MB : Quand j’étais jeune, et même encore maintenant, le cirque, les arts de rue et tout leur univers poétique et déjanté me faisaient rêver. J’ai d’ailleurs fait du cirque quand j’étais jeune. Pour moi, Caravelle, c’est le moyen de raconter à mon tour des histoires qui font rêver avec ma compétence de musicien.
Avez-vous d’autres projets en parallèle à l’Ensemble Caravelle ?
MB : Je suis encore étudiant, et à côté de l’Ensemble Caravelle, je joue dans le trio Sitka avec Maud et Clémence – respectivement flûtiste et harpiste de Caravelle – avec lesquelles nous jouons de la musique française du début du 20ème siècle. En plus de cela je suis musicien free-lance et je suis appelé à jouer dans différents orchestres et ensembles. À terme j’aimerai passer plus de temps sur mes projets personnels.
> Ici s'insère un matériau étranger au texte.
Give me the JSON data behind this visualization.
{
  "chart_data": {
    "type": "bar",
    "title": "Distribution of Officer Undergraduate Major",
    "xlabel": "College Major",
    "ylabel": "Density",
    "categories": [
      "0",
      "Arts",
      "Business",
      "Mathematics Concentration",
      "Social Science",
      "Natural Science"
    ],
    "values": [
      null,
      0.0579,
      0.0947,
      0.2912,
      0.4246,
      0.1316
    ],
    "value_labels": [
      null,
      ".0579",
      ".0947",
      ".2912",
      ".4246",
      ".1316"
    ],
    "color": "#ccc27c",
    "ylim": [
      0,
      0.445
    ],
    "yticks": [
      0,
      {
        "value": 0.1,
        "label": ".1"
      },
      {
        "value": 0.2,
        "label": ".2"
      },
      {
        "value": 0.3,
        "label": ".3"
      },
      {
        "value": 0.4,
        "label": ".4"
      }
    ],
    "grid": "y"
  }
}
J’aimerai aussi travailler dans le milieu de la musique ancienne, qui est une musique que j’affectionne beaucoup.
OJ : Je suis enseignante au Conservatoire de musique de Genève, et je joue dans le duo Volubile, un duo piano-violon, dans lequel nous interprétons de la musique tchèque.
Comment voyez-vous l’avenir du projet ?
MB : Jusqu’à maintenant, les représentations de ce spectacle « A little house in Louisiana » ont été un succès. Donc l’idée pour le moment est de faire tourner le projet et de nous faire connaître. Nous n’avons pas d’agent, donc on va tenter de s’y prendre au mieux pour programmer le plus possible de dates dans l’année et nous faire connaître un peu partout dans la région romande et en France voisine. On espère participer au Festival d’Avignon l’année prochaine, ce serait génial. Si cela fonctionne bien, on peut s’imaginer monter un troisième voire quatrième projet de concert scénographié, mais pour le moment, on reste sur ce projet.
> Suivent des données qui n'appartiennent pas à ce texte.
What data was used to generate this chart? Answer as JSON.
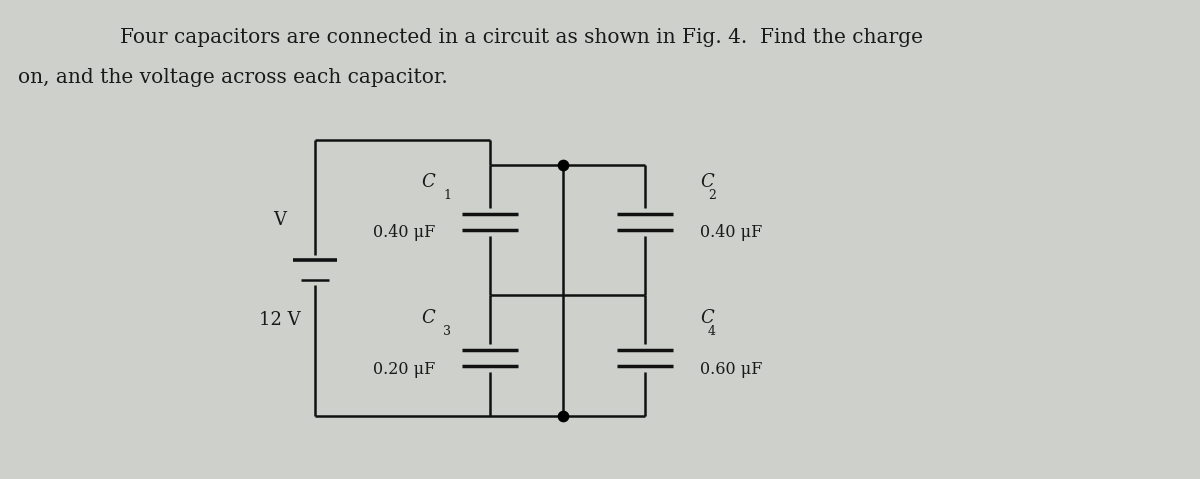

Pour finir, je vous laisse cinq mots pour définir votre spectacle et convaincre les spectateurs de venir ce weekend.
OJ & MB : Fable vivante poétique moderne grinçante.
Propos recueillis par Clément
Les prochaines dates de représentation du spectacle « A little house in Louisiana » sont le samedi 14 janvier à 20h ainsi que le dimanche 15 à 17h30 au Théâtricul, à Chêne-Bourg.
L’Ensemble Caravelle est composé de :
Maud Besnard (Flûte) | Mathurin Bouny (Alto) | Johann Vacher (Piano) | Oriane Joubert (Piano)
Jeanne Larrouturou (Percussions) | Lucas Duclaux-Loras (Percussions) | Claire de Haas (Chant) | Clémence Boinot (Harpe)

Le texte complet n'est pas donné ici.